Сей факт его почему-то насмешил, но я насторожилась. Асфиксия, тем более у ребёнка, может иметь самые разные последствия, тем более что он мог оставаться без кислорода довольно долго.
— Это ужасно, — я покачала головой.
— Вот тогда всё и началось. Я просто… слетел с катушек. Если нянечки считали, что со мной было сложно, то после смерти отца со мной стало просто невозможно. Потом в скорости сгорела и мать.
— Сгорела?
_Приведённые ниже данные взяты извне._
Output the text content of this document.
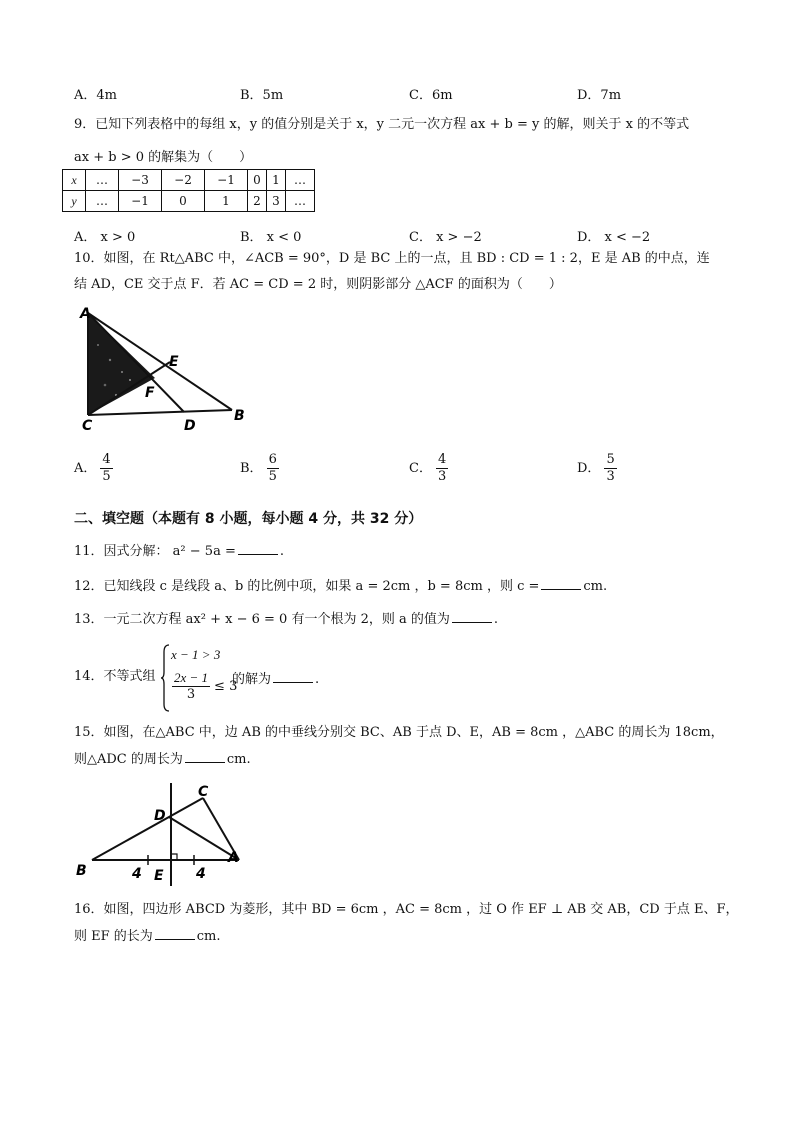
A．4m	B．5m	C．6m	D．7m
9．已知下列表格中的每组 x，y 的值分别是关于 x，y 二元一次方程 ax + b = y 的解，则关于 x 的不等式
ax + b > 0 的解集为（　　）
x	…	−3	−2	−1	0	1	…
y	…	−1	0	1	2	3	…
A． x > 0	B． x < 0	C． x > −2	D． x < −2
10．如图，在 Rt△ABC 中，∠ACB = 90°，D 是 BC 上的一点，且 BD : CD = 1 : 2，E 是 AB 的中点，连
结 AD，CE 交于点 F．若 AC = CD = 2 时，则阴影部分 △ACF 的面积为（　　）
A
B
C	D
E
F
A． $\frac{4}{5}$	B． $\frac{6}{5}$	C． $\frac{4}{3}$	D． $\frac{5}{3}$
二、填空题（本题有 8 小题，每小题 4 分，共 32 分）
11．因式分解： a² − 5a =	.
12．已知线段 c 是线段 a、b 的比例中项，如果 a = 2cm ，b = 8cm ，则 c =	cm.
13．一元二次方程 ax² + x − 6 = 0 有一个根为 2，则 a 的值为	.
14．不等式组
x − 1 > 3
$\frac{2x - 1}{3} \le 3$
的解为	.
15．如图，在△ABC 中，边 AB 的中垂线分别交 BC、AB 于点 D、E，AB = 8cm ，△ABC 的周长为 18cm，
则△ADC 的周长为	cm.
B
A
C
D
E
4	4
16．如图，四边形 ABCD 为菱形，其中 BD = 6cm ，AC = 8cm ，过 O 作 EF ⊥ AB 交 AB，CD 于点 E、F，
则 EF 的长为	cm.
Разве это был не сердечный приступ?
— Он самый, — кивнул Даар. — На нервной почве. Кеннан, который был ближе к маме, чем к папе, винил меня не только в его смерти, но и в её, считая, что до сердечного приступа её довели переживания обо мне.
Дракон замолчал, а мне было нечего сказать. Невозможно поддержать человека, когда речь идёт о таких необратимых событиях прошлого. Никого из них уже не вернуть. И…
Я внимательно посмотрела на него.
… И, наверное, он и сам винит себя во всём, что произошло.
— Марек заменил нам и отца, и мать, — продолжил Даар, складывая в печь обломки маленького стула. — Сколько бы он ни работал, Марек не смог бы заработать отцовский титул и сохранить то, что верной службой заработал род Кронштайн.